The former U.S. negotiator says the North Korean plutonium program could have developed into what he described as a substantial size, and if left unchecked, would have given the country an estimated 30 nuclear weapons a year.

"So, our concern was obviously not only for the security of South Korea, Japan and the United States, from a North Korean nuclear weapons program of this size, but that they would sell it, or transfer the material or weapons," said Mr. Gallucci. "And the worst that could happen would be to transfer it to some terrorist group, that we would really not have a defense against, an unconventional delivery, or a deterrent, because terrorists often don't mind dying for their cause. So, this was, as long ago as a decade ago, was on our minds."

Ambassador Gallucci says, at that time, the U.S. government believed that North Korea had enough nuclear material for one, or possibly two weapons. Now, though, he says, the situation has changed.

U.S. officials said North Korean officials acknowledged a uranium-based program in October 2002, although Pyongyang subsequently denied it. And a private American delegation that visited North Korea in January said North Korean officials told them Pyongyang had re-started its previously frozen plutonium-based program.
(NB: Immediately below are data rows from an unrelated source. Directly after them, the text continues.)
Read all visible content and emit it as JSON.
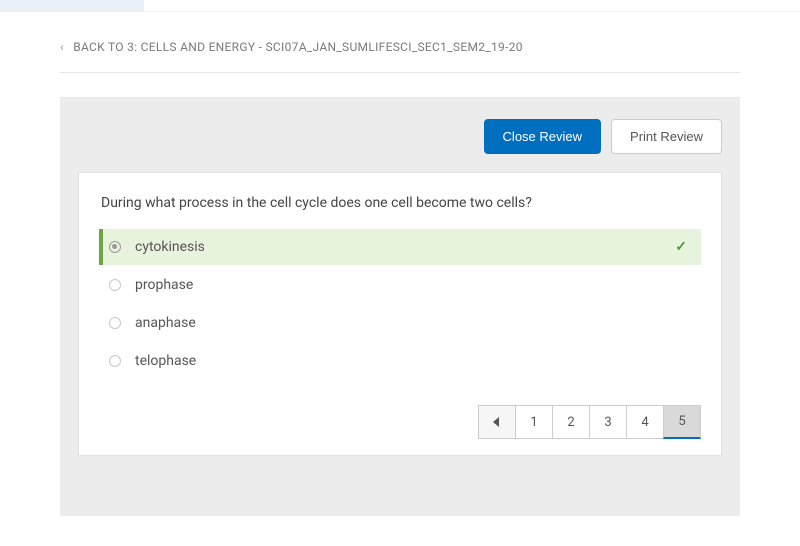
{
  "breadcrumb": {
    "label": "BACK TO 3: CELLS AND ENERGY - SCI07A_JAN_SUMLIFESCI_SEC1_SEM2_19-20"
  },
  "actions": {
    "close_label": "Close Review",
    "print_label": "Print Review"
  },
  "question": {
    "text": "During what process in the cell cycle does one cell become two cells?",
    "answers": [
      {
        "label": "cytokinesis",
        "correct": true,
        "selected": true
      },
      {
        "label": "prophase",
        "correct": false,
        "selected": false
      },
      {
        "label": "anaphase",
        "correct": false,
        "selected": false
      },
      {
        "label": "telophase",
        "correct": false,
        "selected": false
      }
    ]
  },
  "pagination": {
    "pages": [
      "1",
      "2",
      "3",
      "4",
      "5"
    ],
    "active": "5"
  }
}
"As we look at it now, we must be mindful that the North Koreans have been exporting ballistic missile technology and components, when no other country on earth is doing that, because, presumably, they [the North Koreans] need the money," he added. "We asked the rhetorical question, why would we expect North Korea to exercise restraint and good judgment, when it comes to fissile material, when they don't do it with ballistic missile components? I mean, the missile that the Pakistanis have to deliver their nuclear weapons - the medium-range ballistic missile, they call the Ghauri - it's a [North Korean] Rodong. The Iranians have a ballistic missile that finally will reach Israel, and we think they have a nuclear weapons program. They call it the Shahab-Three. It is a Rodong. So, when we have expressed this concern about what the North would do about fissile material, we have reason to."

Since last year, the United States, South Korea, China, Russia and Japan have been negotiating with North Korea, in hopes of convincing Pyongyang to abandon its nuclear ambitions.

Despite concern that North Korea could transfer nuclear material to terrorists, Natalie Goldring, executive director of the University of Maryland's Program on Global Security and Disarmament, says she does not feel that Pyongyang would take such a step for fear of reprisals.

"If North Korea were to sell nuclear materiel or nuclear weapons to a non-state actor, I believe that would signify the end of the regime, as well," she said. "Even those of us who are most cautious about engaging militarily with North Korea would probably stand back and say, this is across the line, if North Korea started selling nuclear material or nuclear weapons, themselves, to non-state actors."

Ms. Goldring says, if North Korea launches a nuclear weapon or transfers nuclear-weapons material to another country or other agents, she would see that as an act of last resort, by a leadership that feels it has nothing left to lose.